McCann wrote: “Of his 40 field-goal attempts in his 99 minutes of playing time with the Magic, only nine of those shots have come within ten feet of the basket. And only one shot went in.
“To recap, Arenas has shot the ball 40 times in Orlando and made just one lay-up. He’s a perimeter player, but you’d like your point guard to at least threaten the rim a little bit. Arenas seems far too comfortable pulling up for mid-range jumpers off the dribble — he’s 7-for-22 on such shots — or passing away to his teammates rather than aggressively attacking the paint.”
Remember those stats were as of around Christmas. No one, as McCann argued back then, is doubting Arenas’ willingness or unwillingness to shoot.

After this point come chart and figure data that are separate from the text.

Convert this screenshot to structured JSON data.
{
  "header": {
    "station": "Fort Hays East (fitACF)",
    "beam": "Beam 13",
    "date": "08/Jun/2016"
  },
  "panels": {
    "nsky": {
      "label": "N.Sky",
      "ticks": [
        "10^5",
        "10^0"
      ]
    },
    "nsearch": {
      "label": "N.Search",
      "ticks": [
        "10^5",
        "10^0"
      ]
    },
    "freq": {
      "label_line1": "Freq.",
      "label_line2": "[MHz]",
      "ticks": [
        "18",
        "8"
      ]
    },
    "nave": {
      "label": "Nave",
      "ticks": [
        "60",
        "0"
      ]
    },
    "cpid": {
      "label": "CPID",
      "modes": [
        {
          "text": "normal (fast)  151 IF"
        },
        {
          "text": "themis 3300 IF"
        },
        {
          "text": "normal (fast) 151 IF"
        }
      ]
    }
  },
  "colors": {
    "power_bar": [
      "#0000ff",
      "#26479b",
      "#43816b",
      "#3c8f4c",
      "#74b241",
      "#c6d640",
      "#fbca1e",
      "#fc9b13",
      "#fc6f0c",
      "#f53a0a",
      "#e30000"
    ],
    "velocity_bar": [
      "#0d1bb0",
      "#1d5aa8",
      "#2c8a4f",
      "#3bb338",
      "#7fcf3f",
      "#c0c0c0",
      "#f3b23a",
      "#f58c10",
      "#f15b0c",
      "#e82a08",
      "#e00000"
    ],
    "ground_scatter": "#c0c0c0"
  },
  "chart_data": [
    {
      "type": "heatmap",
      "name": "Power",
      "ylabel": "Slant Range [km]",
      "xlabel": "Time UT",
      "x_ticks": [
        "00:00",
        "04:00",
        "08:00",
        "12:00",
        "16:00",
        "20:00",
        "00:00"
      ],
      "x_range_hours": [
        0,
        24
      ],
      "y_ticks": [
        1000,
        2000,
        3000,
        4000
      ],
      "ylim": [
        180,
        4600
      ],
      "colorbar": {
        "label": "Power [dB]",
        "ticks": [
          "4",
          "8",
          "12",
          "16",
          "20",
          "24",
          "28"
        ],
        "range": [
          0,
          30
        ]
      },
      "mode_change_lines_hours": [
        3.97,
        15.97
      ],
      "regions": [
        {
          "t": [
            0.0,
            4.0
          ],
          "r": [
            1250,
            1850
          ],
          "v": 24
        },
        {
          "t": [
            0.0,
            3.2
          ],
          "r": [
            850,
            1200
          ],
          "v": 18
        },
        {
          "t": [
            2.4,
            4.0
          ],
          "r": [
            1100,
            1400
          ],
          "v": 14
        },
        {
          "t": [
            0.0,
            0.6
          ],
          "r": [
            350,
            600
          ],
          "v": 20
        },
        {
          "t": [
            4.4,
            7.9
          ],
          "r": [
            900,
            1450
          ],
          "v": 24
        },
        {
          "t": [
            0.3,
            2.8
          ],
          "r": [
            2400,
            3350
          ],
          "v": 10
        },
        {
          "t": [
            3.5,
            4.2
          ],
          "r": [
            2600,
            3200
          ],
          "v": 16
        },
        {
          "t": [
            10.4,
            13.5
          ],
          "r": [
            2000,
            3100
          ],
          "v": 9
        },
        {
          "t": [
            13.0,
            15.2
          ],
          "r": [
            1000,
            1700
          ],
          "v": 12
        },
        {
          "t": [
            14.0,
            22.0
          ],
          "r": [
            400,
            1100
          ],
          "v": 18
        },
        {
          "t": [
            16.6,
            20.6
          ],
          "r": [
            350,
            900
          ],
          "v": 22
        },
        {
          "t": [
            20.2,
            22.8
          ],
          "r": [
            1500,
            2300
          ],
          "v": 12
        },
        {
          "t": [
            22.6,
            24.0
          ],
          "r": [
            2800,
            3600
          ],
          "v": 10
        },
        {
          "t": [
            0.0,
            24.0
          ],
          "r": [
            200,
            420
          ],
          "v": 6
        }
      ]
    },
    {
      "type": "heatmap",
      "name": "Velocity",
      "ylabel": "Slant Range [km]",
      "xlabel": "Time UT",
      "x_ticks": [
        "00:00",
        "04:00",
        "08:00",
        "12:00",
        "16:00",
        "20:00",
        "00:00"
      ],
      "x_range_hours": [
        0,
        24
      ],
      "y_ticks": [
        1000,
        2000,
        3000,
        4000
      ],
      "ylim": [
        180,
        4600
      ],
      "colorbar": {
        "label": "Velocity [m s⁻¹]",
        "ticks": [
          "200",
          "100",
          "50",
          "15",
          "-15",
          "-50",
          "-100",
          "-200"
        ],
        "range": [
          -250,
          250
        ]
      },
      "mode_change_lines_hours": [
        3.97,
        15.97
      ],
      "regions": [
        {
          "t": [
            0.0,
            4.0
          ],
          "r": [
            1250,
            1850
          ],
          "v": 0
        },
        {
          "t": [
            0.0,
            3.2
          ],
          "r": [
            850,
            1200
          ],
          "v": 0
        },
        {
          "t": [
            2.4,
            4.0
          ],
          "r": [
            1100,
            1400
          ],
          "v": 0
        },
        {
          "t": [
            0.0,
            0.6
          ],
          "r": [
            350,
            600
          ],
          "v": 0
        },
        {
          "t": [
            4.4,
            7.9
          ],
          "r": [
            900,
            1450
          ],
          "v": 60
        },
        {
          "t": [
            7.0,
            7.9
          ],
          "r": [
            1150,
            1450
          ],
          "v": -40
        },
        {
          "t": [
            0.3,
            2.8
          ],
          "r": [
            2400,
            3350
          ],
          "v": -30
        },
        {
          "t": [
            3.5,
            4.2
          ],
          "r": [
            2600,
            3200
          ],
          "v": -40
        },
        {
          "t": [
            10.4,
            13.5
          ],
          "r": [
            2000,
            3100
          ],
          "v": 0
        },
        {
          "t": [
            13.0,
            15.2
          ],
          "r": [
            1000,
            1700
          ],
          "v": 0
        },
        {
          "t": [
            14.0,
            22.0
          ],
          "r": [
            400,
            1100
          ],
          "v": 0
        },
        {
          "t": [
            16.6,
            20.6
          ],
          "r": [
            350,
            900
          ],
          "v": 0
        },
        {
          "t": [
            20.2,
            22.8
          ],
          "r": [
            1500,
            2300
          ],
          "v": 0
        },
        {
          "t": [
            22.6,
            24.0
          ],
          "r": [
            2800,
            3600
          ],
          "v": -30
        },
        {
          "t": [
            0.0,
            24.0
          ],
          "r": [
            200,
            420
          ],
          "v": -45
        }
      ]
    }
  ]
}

He is still pretty forthright about finding his shooting opportunities and trying to get others involved. But the Magic want him to be a playmaker and scorer.
He was at a 29.4 assist percentage when McCann wrote the article, now he is at a 35.3 percent assist rate. So he is getting others involved, but his shooting numbers are still pretty mediocre and below where Orlando wants him.
Arenas’ true shooting percentage is at 45.4 percent, showing that he is both missing shots and not getting to the line. He is averaging only 1.5 free throw attempts per game. That displays how he is struggling to get to the basket and, ultimately score.
His shooting numbers have not improved much but it appears at least nominally he is attacking the basket more.
He is averaging 1.4 shots per game at the rim, an increase lately. In 15 games he has 21 attempts at the rim. He has a total of 142 shots this season. Back at Christmas, 22.5 percent of his shots were at the rim. Now 14.8 percent of his shots are coming at the rim. A decrease in attempts at the rim. There may be something to this.
Also consider that throughout his career he has consistently averaged at least 3.0 shots at the rim and you can see something is still up with Arenas attacking he basket. He is shooting a career-best 62 percent at the rim this year. He has shown a lot of improvement since coming over in that area.
But the Magic want him to score. And while he is doing a good job distributing, he still does not appear to have the same lift and explosiveness we remember him having. Nothing may show that more than his turnover rate, which is at a career-high 14.5 percent. That is just too many for a guy brought in for his play-making and shot-making ability.
Arenas is going to be the answer to more than a few questions the rest of the way for the Magic. He still has to answer some questions of his own.